Hackers Release Third Dump Of Ashley Madison Data With CEO Emails

The latest release appears to address a corrupted file issue from the previous rollout.

Emails sent by Noel Biderman, CEO of Ashley Madison's parent company, are among 20GB of data released Friday by the hackers who have claimed responsibility for breaching the infidelity website.

According to Motherboard, the new dump Friday includes a large email file from Biderman. The site reported that the file may be corrupted, as was a previous file uploaded Thursday which claimed to hold Biderman's emails.

The group which has taken responsibility for the breach, the Impact Team, appeared to target Biderman directly in a message released with the files Thursday which read, "Hey Noel, you can admit it's real now."

The Impact team told Motherboard Friday that while there was "no guarantees on further dumps," the file released Friday "is corrupted so maybe another noel email dump. 40GB uncompressed."

In an earlier email interview with Motherboard Friday, the Impact Team said that it still has not released "300GB of employee emails and docs from internal network. Tens of thousands of Ashley Madison user pictures. Some Ashley Madison user chats and messages."

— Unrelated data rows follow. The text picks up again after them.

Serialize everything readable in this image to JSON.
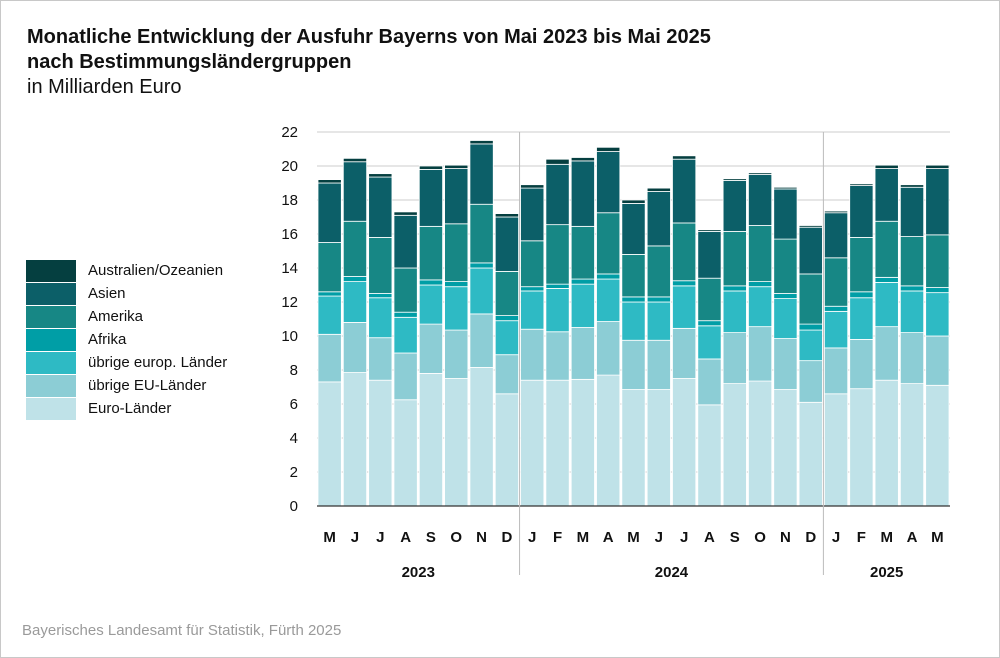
{
  "header": {
    "title_line1": "Monatliche Entwicklung der Ausfuhr Bayerns von Mai 2023 bis Mai 2025",
    "title_line2": "nach Bestimmungsländergruppen",
    "subtitle": "in Milliarden Euro"
  },
  "footer": {
    "source": "Bayerisches Landesamt für Statistik, Fürth 2025"
  },
  "colors": {
    "Euro-Länder": "#bfe2e8",
    "übrige EU-Länder": "#8ccdd5",
    "übrige europ. Länder": "#2ebac4",
    "Afrika": "#009ea6",
    "Amerika": "#178785",
    "Asien": "#0c5f68",
    "Australien/Ozeanien": "#053f40",
    "grid": "#cccccc"
  },
  "legend": [
    "Australien/Ozeanien",
    "Asien",
    "Amerika",
    "Afrika",
    "übrige europ. Länder",
    "übrige EU-Länder",
    "Euro-Länder"
  ],
  "chart_data": {
    "type": "bar",
    "stacked": true,
    "title": "Monatliche Entwicklung der Ausfuhr Bayerns von Mai 2023 bis Mai 2025 nach Bestimmungsländergruppen",
    "ylabel": "in Milliarden Euro",
    "ylim": [
      0,
      22
    ],
    "yticks": [
      0,
      2,
      4,
      6,
      8,
      10,
      12,
      14,
      16,
      18,
      20,
      22
    ],
    "grid": true,
    "legend_position": "left",
    "categories": [
      "M",
      "J",
      "J",
      "A",
      "S",
      "O",
      "N",
      "D",
      "J",
      "F",
      "M",
      "A",
      "M",
      "J",
      "J",
      "A",
      "S",
      "O",
      "N",
      "D",
      "J",
      "F",
      "M",
      "A",
      "M"
    ],
    "years": [
      {
        "label": "2023",
        "start": 0,
        "end": 7
      },
      {
        "label": "2024",
        "start": 8,
        "end": 19
      },
      {
        "label": "2025",
        "start": 20,
        "end": 24
      }
    ],
    "series": [
      {
        "name": "Euro-Länder",
        "values": [
          7.3,
          7.85,
          7.4,
          6.25,
          7.8,
          7.5,
          8.15,
          6.6,
          7.4,
          7.4,
          7.45,
          7.7,
          6.85,
          6.85,
          7.5,
          5.95,
          7.2,
          7.35,
          6.85,
          6.1,
          6.6,
          6.9,
          7.4,
          7.2,
          7.1
        ]
      },
      {
        "name": "übrige EU-Länder",
        "values": [
          2.8,
          2.95,
          2.5,
          2.75,
          2.9,
          2.85,
          3.15,
          2.3,
          3.0,
          2.85,
          3.05,
          3.15,
          2.9,
          2.9,
          2.95,
          2.7,
          3.0,
          3.2,
          3.0,
          2.45,
          2.7,
          2.9,
          3.15,
          3.0,
          2.9
        ]
      },
      {
        "name": "übrige europ. Länder",
        "values": [
          2.25,
          2.4,
          2.35,
          2.1,
          2.3,
          2.55,
          2.7,
          2.0,
          2.25,
          2.55,
          2.55,
          2.5,
          2.25,
          2.25,
          2.5,
          1.95,
          2.45,
          2.35,
          2.35,
          1.8,
          2.15,
          2.45,
          2.6,
          2.45,
          2.55
        ]
      },
      {
        "name": "Afrika",
        "values": [
          0.25,
          0.3,
          0.25,
          0.3,
          0.3,
          0.3,
          0.3,
          0.3,
          0.25,
          0.25,
          0.3,
          0.3,
          0.3,
          0.3,
          0.3,
          0.3,
          0.3,
          0.3,
          0.3,
          0.35,
          0.3,
          0.35,
          0.3,
          0.3,
          0.3
        ]
      },
      {
        "name": "Amerika",
        "values": [
          2.9,
          3.25,
          3.3,
          2.6,
          3.15,
          3.4,
          3.45,
          2.6,
          2.7,
          3.5,
          3.1,
          3.6,
          2.5,
          3.0,
          3.4,
          2.5,
          3.2,
          3.3,
          3.2,
          2.95,
          2.85,
          3.2,
          3.3,
          2.9,
          3.1
        ]
      },
      {
        "name": "Asien",
        "values": [
          3.5,
          3.5,
          3.55,
          3.1,
          3.35,
          3.25,
          3.55,
          3.2,
          3.1,
          3.55,
          3.85,
          3.6,
          3.0,
          3.2,
          3.75,
          2.75,
          3.0,
          3.0,
          2.95,
          2.75,
          2.65,
          3.05,
          3.1,
          2.9,
          3.9
        ]
      },
      {
        "name": "Australien/Ozeanien",
        "values": [
          0.2,
          0.2,
          0.2,
          0.2,
          0.2,
          0.2,
          0.2,
          0.2,
          0.2,
          0.3,
          0.2,
          0.25,
          0.2,
          0.2,
          0.2,
          0.1,
          0.1,
          0.1,
          0.1,
          0.1,
          0.1,
          0.1,
          0.2,
          0.15,
          0.2
        ]
      }
    ]
  }
}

Ashley Madison and its parent company, Avid Life Media, have still refused to confirm the veracity of the leaked data, despite various cybersecurity experts stating that it appears that the information came from the site.

Ashley Madison is already facing legal problems over the hack. Two Canadian firms announced Friday that they have filed a $578 million class-action lawsuit against the company. The firms Charney Lawyers and Sutts, Strosberg, both of Ontario, said they were representing the plaintiff Eliot Shore, an Ottawa widower who says he joined the site after he lost his wife to breast cancer and whose personal information was disclosed to the public after the breach.